To use mibcomp as a MIB checker, specify the -check option instead of an output mode. For instance, to verify that foo.mib is syntactically correct:
mibcomp -check foo.mib
All real MIBs contain IMPORT statements. mibcomp has built-in knowledge of the set of standard MIB modules that make up the SNMPv1 SMI: RFC1155-SMI,RFC-1212, and RFC-1215. If foo.mib imports anything from any module not listed here, you must load that module before you can load foo.mib. If, for example, foo.mib imports the DisplayString textual convention from MIB-II (RFC1213-MIB, in the file rfc1213.mib), you would need to do:
mibcomp -check rfc1213.mib foo.mib{}
Note that the order of the file names on the command line is important: if you specify the files in the wrong order, mibcomp complains when it tries to process the IMPORT statement in foo.mib and fails to find RFC1213-MIB in its internal database.
To set options for your personal use of mibcomp, use the MIBCOMP environment variable. You can set any command-line arguments you want in this variable; they are processed before the actual command line itself is processed. You can even use automated response files in the variable.
Most users only specify a search path for their MIB files, the -quiet option and the -statistics option in their MIBCOMP environment variables. Please refer to your operating- system manual to find out how to set environment variables.
For a complete list of mibcomp's command line options, please see A.5 Running mibcomp.

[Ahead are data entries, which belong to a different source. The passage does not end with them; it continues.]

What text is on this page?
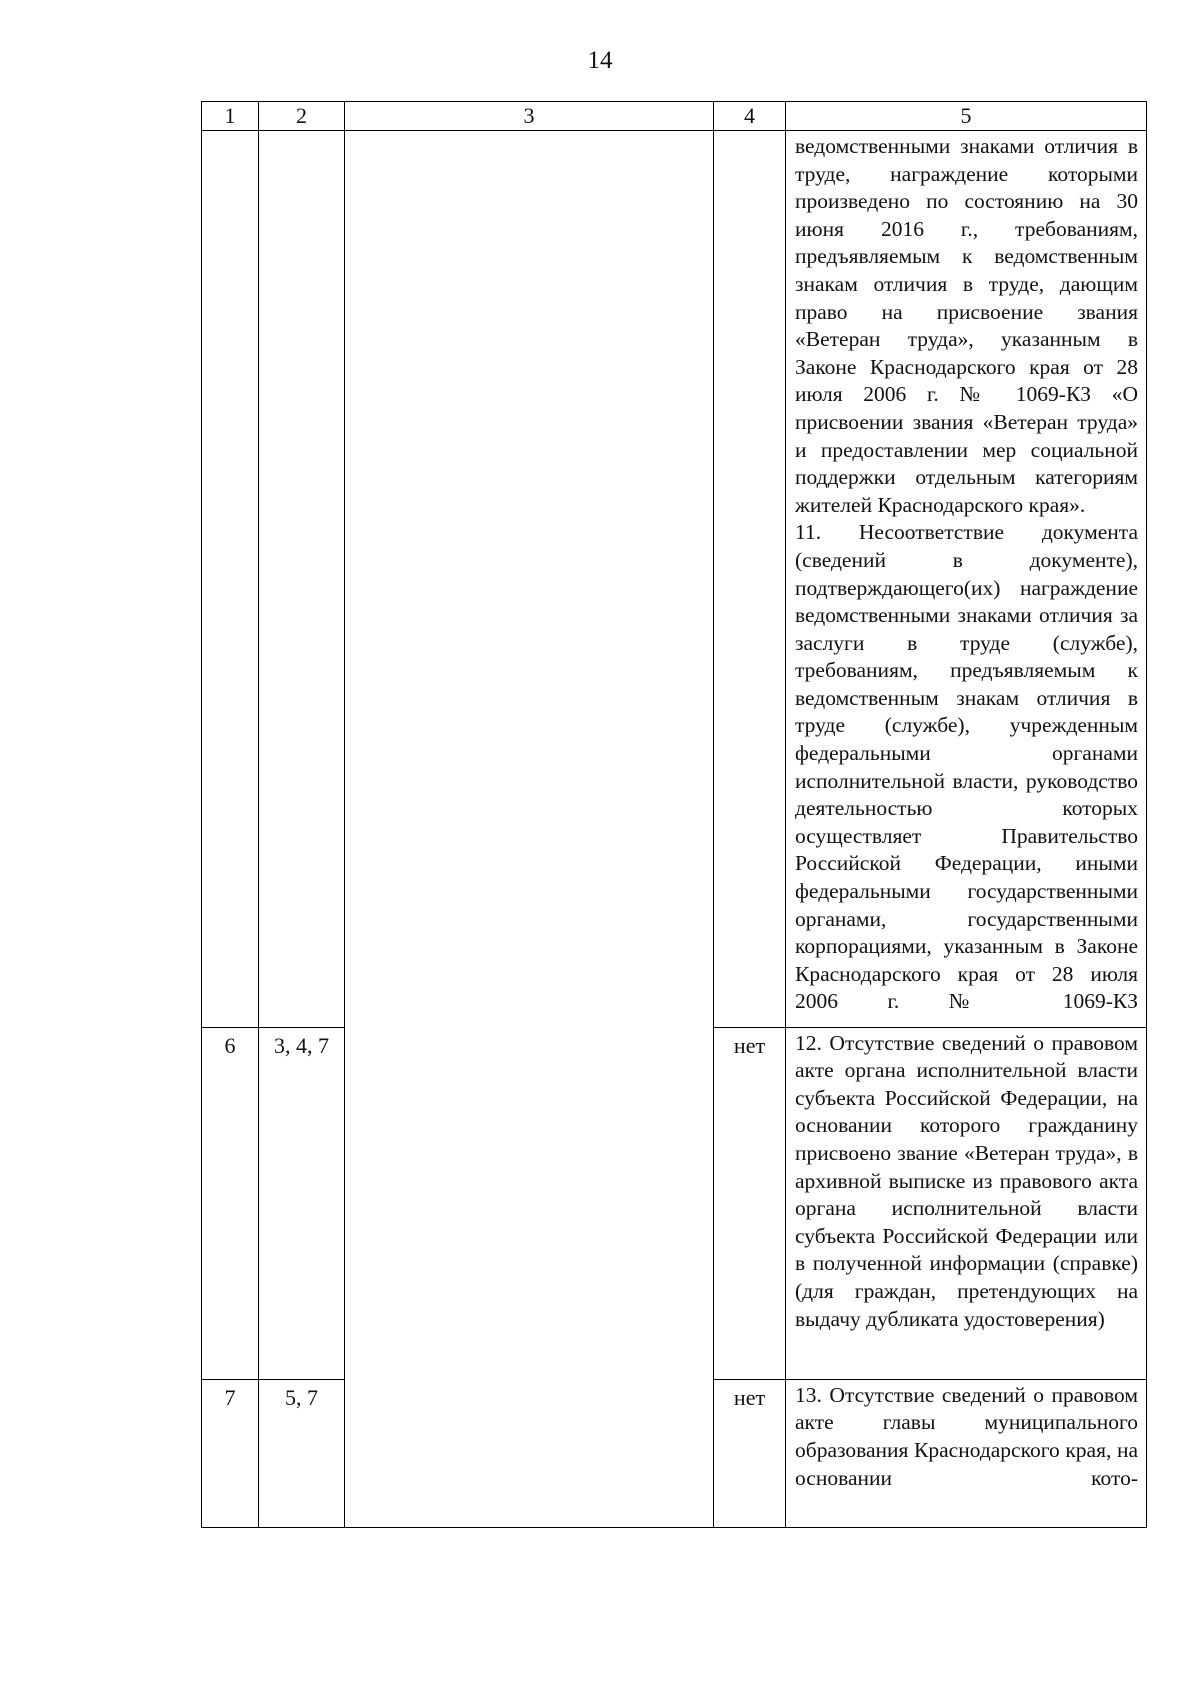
14
1	2	3	4	5

				ведомственными знаками отличия в труде, награждение которыми произведено по состоянию на 30 июня 2016 г., требованиям, предъявляемым к ведомственным знакам отличия в труде, дающим право на присвоение звания «Ветеран труда», указанным в Законе Краснодарского края от 28 июля 2006 г. № 1069-КЗ «О присвоении звания «Ветеран труда» и предоставлении мер социальной поддержки отдельным категориям жителей Краснодарского края».

11. Несоответствие документа (сведений в документе), подтверждающего(их) награждение ведомственными знаками отличия за заслуги в труде (службе), требованиям, предъявляемым к ведомственным знакам отличия в труде (службе), учрежденным федеральными органами исполнительной власти, руководство деятельностью которых осуществляет Правительство Российской Федерации, иными федеральными государственными органами, государственными корпорациями, указанным в Законе Краснодарского края от 28 июля 2006 г. № 1069-КЗ

6	3, 4, 7		нет	12. Отсутствие сведений о правовом акте органа исполнительной власти субъекта Российской Федерации, на основании которого гражданину присвоено звание «Ветеран труда», в архивной выписке из правового акта органа исполнительной власти субъекта Российской Федерации или в полученной информации (справке) (для граждан, претендующих на выдачу дубликата удостоверения)

7	5, 7		нет	13. Отсутствие сведений о правовом акте главы муниципального образования Краснодарского края, на основании кото-
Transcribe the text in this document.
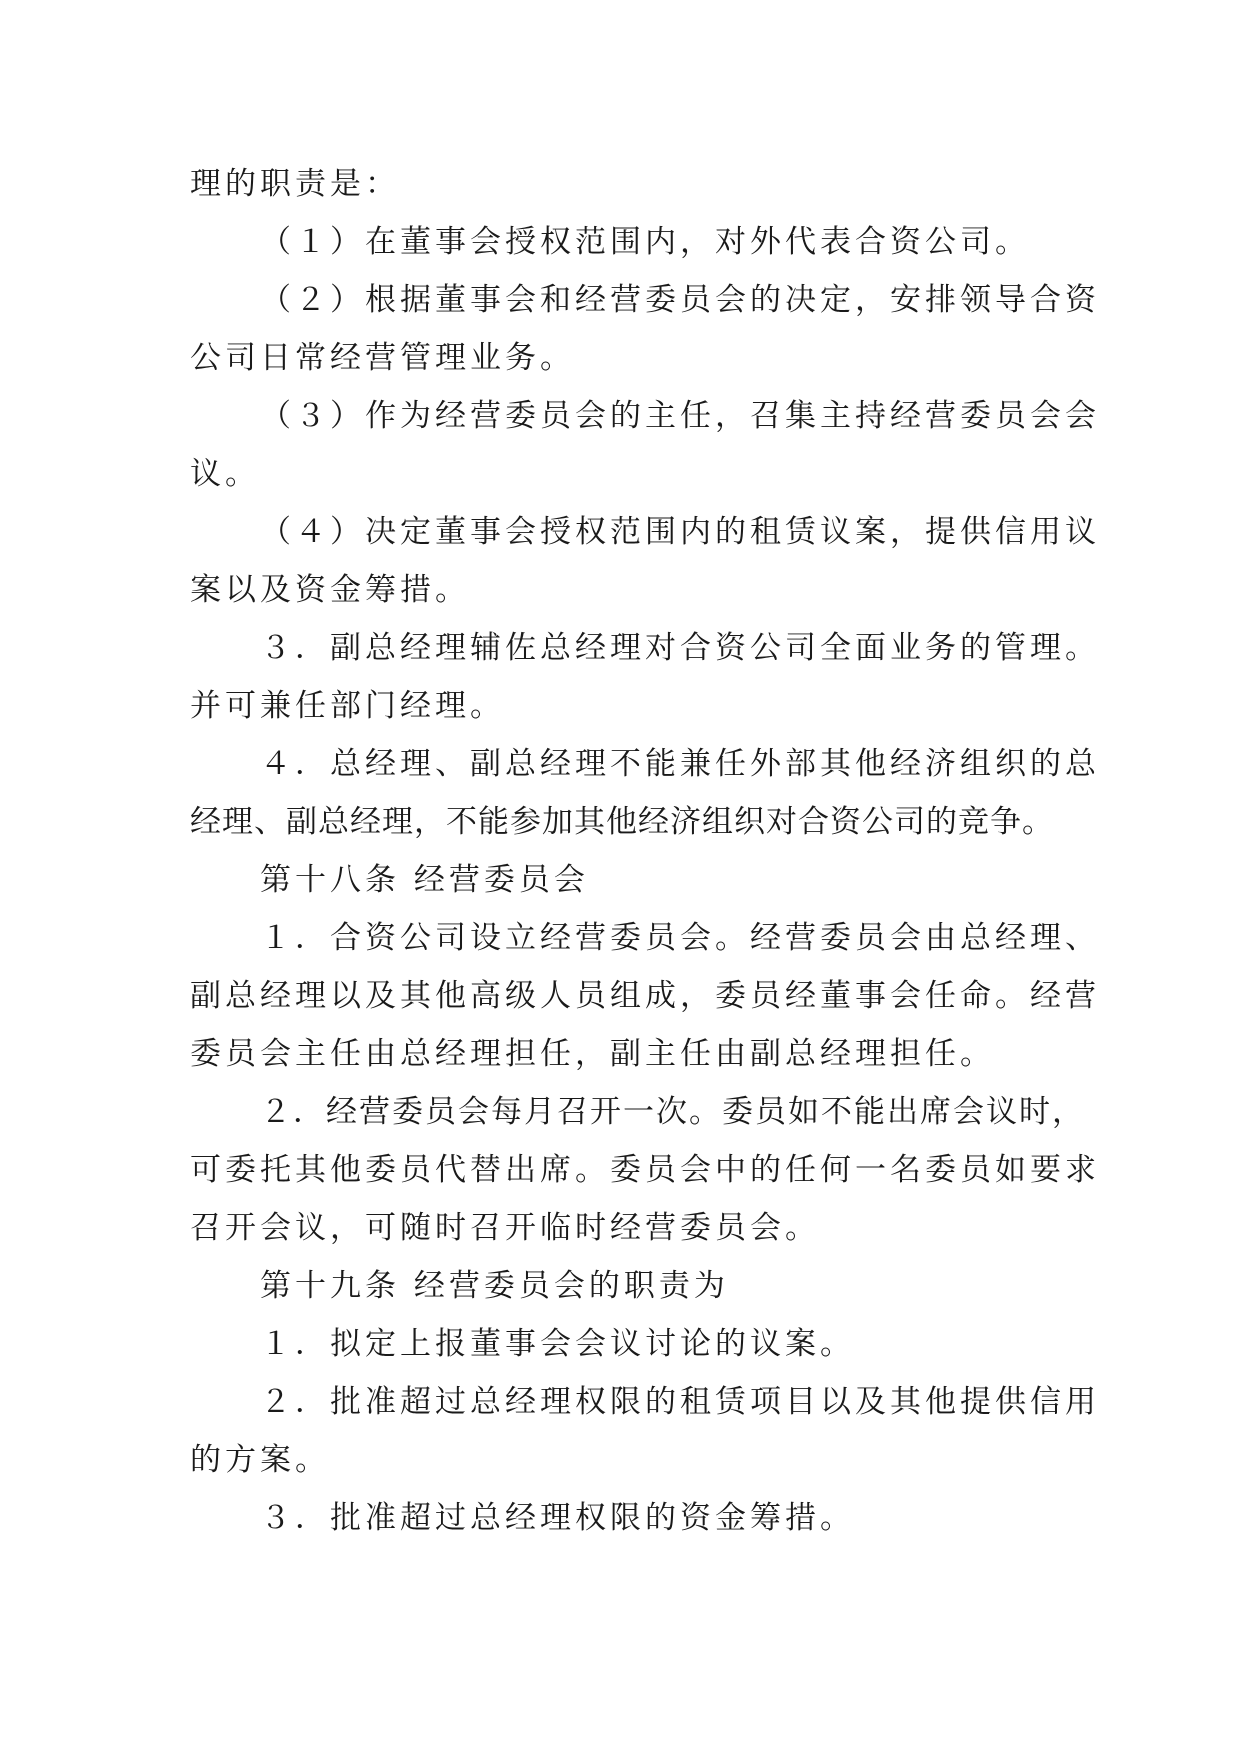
理的职责是：
（１）在董事会授权范围内，对外代表合资公司。
（２）根据董事会和经营委员会的决定，安排领导合资
公司日常经营管理业务。
（３）作为经营委员会的主任，召集主持经营委员会会
议。
（４）决定董事会授权范围内的租赁议案，提供信用议
案以及资金筹措。
３．副总经理辅佐总经理对合资公司全面业务的管理。
并可兼任部门经理。
４．总经理、副总经理不能兼任外部其他经济组织的总
经理、副总经理，不能参加其他经济组织对合资公司的竞争。
第十八条 经营委员会
１．合资公司设立经营委员会。经营委员会由总经理、
副总经理以及其他高级人员组成，委员经董事会任命。经营
委员会主任由总经理担任，副主任由副总经理担任。
２．经营委员会每月召开一次。委员如不能出席会议时，
可委托其他委员代替出席。委员会中的任何一名委员如要求
召开会议，可随时召开临时经营委员会。
第十九条 经营委员会的职责为
１．拟定上报董事会会议讨论的议案。
２．批准超过总经理权限的租赁项目以及其他提供信用
的方案。
３．批准超过总经理权限的资金筹措。
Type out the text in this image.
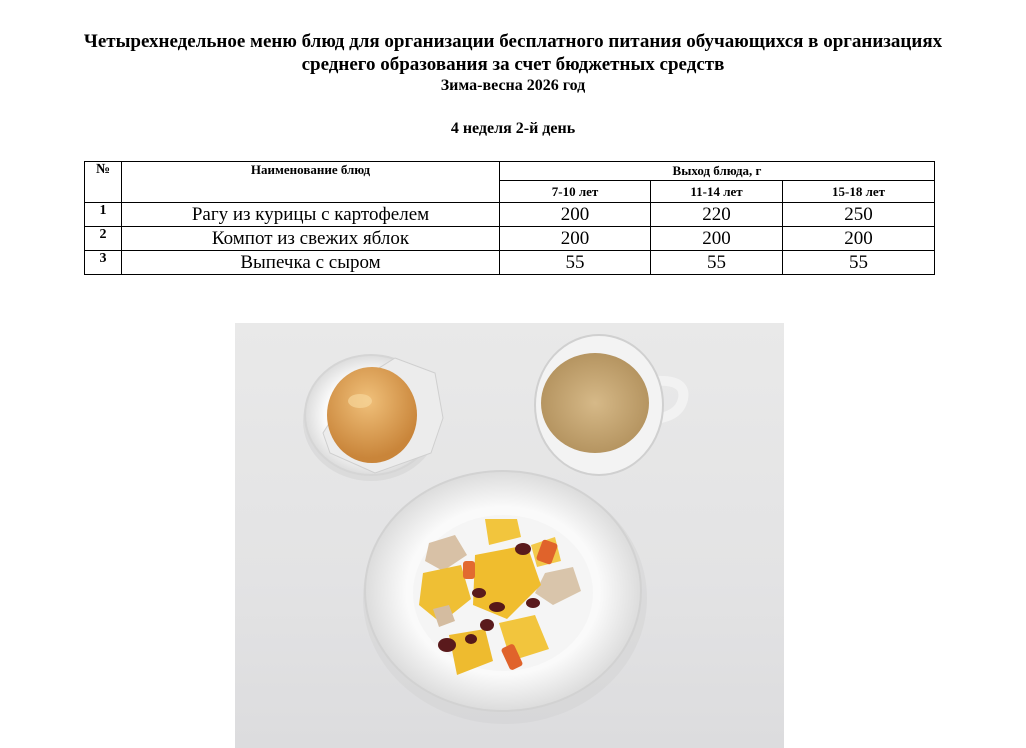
Четырехнедельное меню блюд для организации бесплатного питания обучающихся в организациях
среднего образования за счет бюджетных средств
Зима-весна 2026 год
4 неделя 2-й день
№	Наименование блюд	Выход блюда, г		
		7-10 лет	11-14 лет	15-18 лет
1	Рагу из курицы с картофелем	200	220	250
2	Компот из свежих яблок	200	200	200
3	Выпечка с сыром	55	55	55
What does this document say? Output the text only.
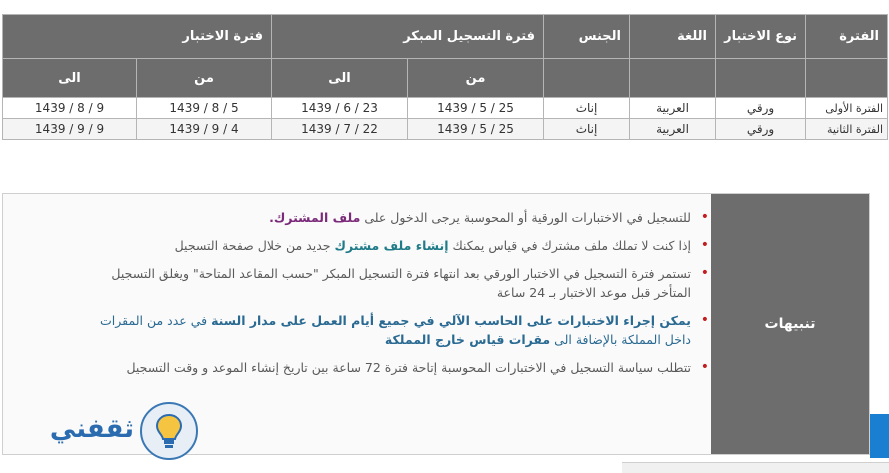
الفترة	نوع الاختبار	اللغة	الجنس	فترة التسجيل المبكر		فترة الاختبار	
				من	الى	من	الى
الفترة الأولى	ورقي	العربية	إناث	1439 / 5 / 25	1439 / 6 / 23	1439 / 8 / 5	1439 / 8 / 9
الفترة الثانية	ورقي	العربية	إناث	1439 / 5 / 25	1439 / 7 / 22	1439 / 9 / 4	1439 / 9 / 9
تنبيهات
•
للتسجيل في الاختبارات الورقية أو المحوسبة يرجى الدخول على ملف المشترك.
•
إذا كنت لا تملك ملف مشترك في قياس يمكنك إنشاء ملف مشترك جديد من خلال صفحة التسجيل
•
تستمر فترة التسجيل في الاختبار الورقي بعد انتهاء فترة التسجيل المبكر "حسب المقاعد المتاحة" ويغلق التسجيل المتأخر قبل موعد الاختبار بـ 24 ساعة
•
يمكن إجراء الاختبارات على الحاسب الآلي في جميع أيام العمل على مدار السنة في عدد من المقرات داخل المملكة بالإضافة الى مقرات قياس خارج المملكة
•
تتطلب سياسة التسجيل في الاختبارات المحوسبة إتاحة فترة 72 ساعة بين تاريخ إنشاء الموعد و وقت التسجيل
ثقفني
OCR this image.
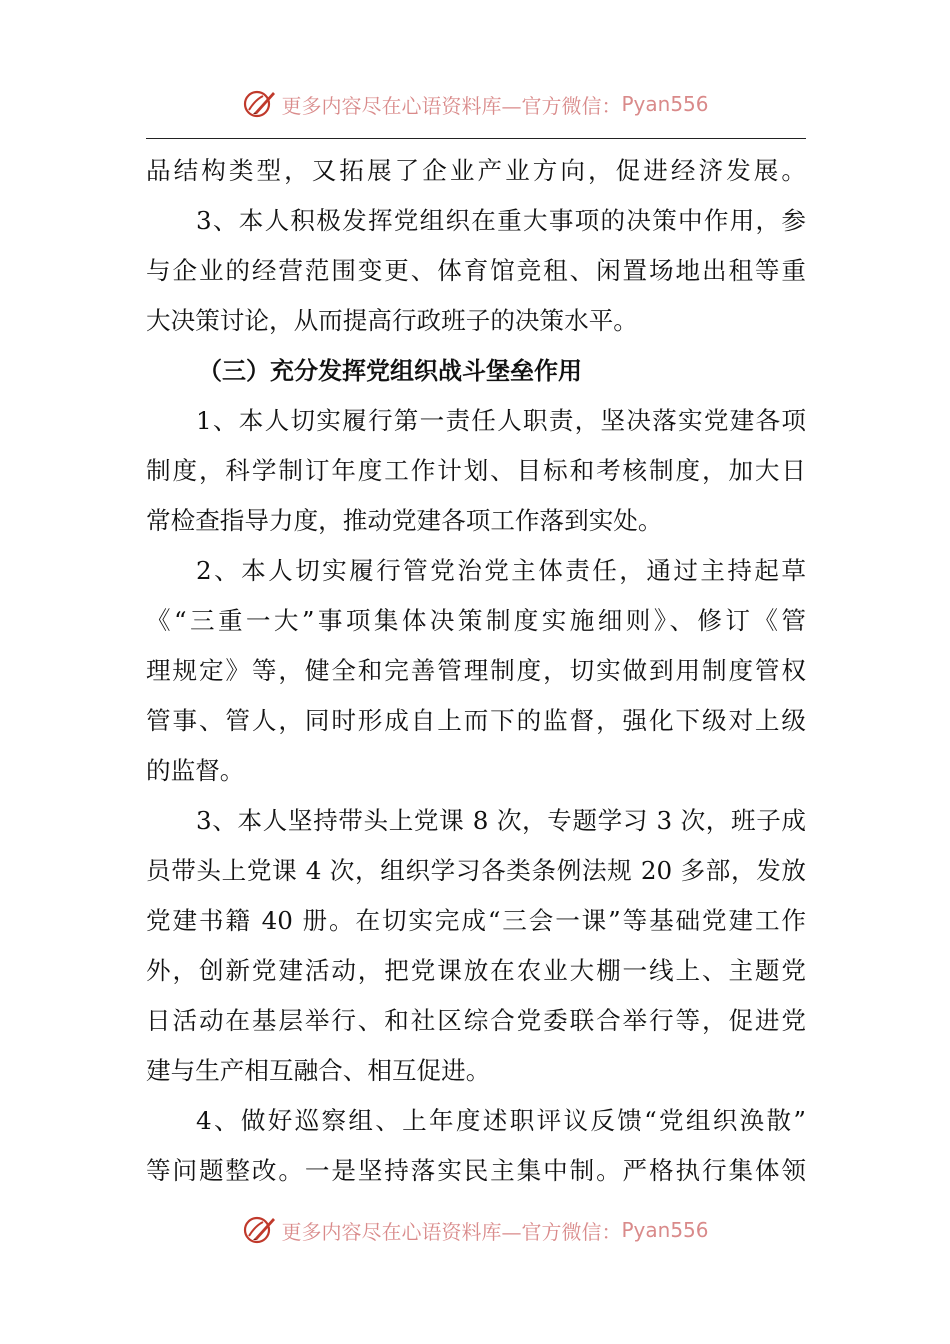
更多内容尽在心语资料库—官方微信： Pyan556
品结构类型，又拓展了企业产业方向，促进经济发展。
3、本人积极发挥党组织在重大事项的决策中作用，参
与企业的经营范围变更、体育馆竞租、闲置场地出租等重
大决策讨论，从而提高行政班子的决策水平。
（三）充分发挥党组织战斗堡垒作用
1、本人切实履行第一责任人职责，坚决落实党建各项
制度，科学制订年度工作计划、目标和考核制度，加大日
常检查指导力度，推动党建各项工作落到实处。
2、本人切实履行管党治党主体责任，通过主持起草
《“三重一大”事项集体决策制度实施细则》、修订《管
理规定》等，健全和完善管理制度，切实做到用制度管权
管事、管人，同时形成自上而下的监督，强化下级对上级
的监督。
3、本人坚持带头上党课 8 次，专题学习 3 次，班子成
员带头上党课 4 次，组织学习各类条例法规 20 多部，发放
党建书籍 40 册。在切实完成“三会一课”等基础党建工作
外，创新党建活动，把党课放在农业大棚一线上、主题党
日活动在基层举行、和社区综合党委联合举行等，促进党
建与生产相互融合、相互促进。
4、做好巡察组、上年度述职评议反馈“党组织涣散”
等问题整改。一是坚持落实民主集中制。严格执行集体领
更多内容尽在心语资料库—官方微信： Pyan556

You can save yourself time when coding the get, set, test, and next method routines for MIB objects by having mibcomp generate skeletal procedures for these method routines. The skeletal procedures already have all the arguments and the return value declared, so you do not have to look these up and remember to specify them all. To generate skeletal procedures for the method routines functions, use the -skel or -stub option. Please see -skeland -stub, for more details.
For consistency checking, you should have external declarations and procedure prototypes for all your MIB method routines. mibcomp can generate these for you, with the -skel.h flag. You can then use this file to cross-check consistency of argument usage between the arguments the target agent expects, the functions used in the mib.c file, and the functions you provide. Please see -skel.h, for more details.
A .rt file can be used by an SNMP manager to facilitate parsing a known MIB tree. You can generate a new mib.rt file for an SNMP manager utility with mibcomp's -readtree output mode option. (.rt stands for readtree.) To generate a new mib.rt containing symbols from MIB-II, do:
mibcomp -readtree -o mib.rt rfc1213.mib
If mibcomp generates an error message instead of a useful mib.rt file, please see section A.6.1 Check a MIB for Errors.
MS-DOS has a command-line length limit of roughly 128 characters. To get around this limit, use an automated response file as an argument. Arguments that start with a "@" character are requests to mibcomp that it read from an automated response file. mibcomp reads the contents of the specified file as if they were on the command line. You may use several automated response files on one command line, and may mix them and regular options on the command line.
Windows NT has the capability to access filenames longer than the standard MS-DOS 8x3. However, even though these filenames appear to be case-sensitive, they are accessed in a case-insensitive manner, such that the file MyFile.c is equivalent to myfile.c. While this is not a bug, it is something to keep in mind while working with Windows NT.
mibcomp's support for automated response files is intended primarily to work around the short MS-DOS command-line length limit, as described in A.6.8 Get Around the MS-DOS Command Line Length Limit. However, you can also use this feature to read mibcomp commands from standard input. If you use "-" (a single hyphen character) as the name of an automated response file, mibcomp reads command line options from standard input. This could be useful if you are running mibcomp as part of a complicated UNIX pipeline sequence.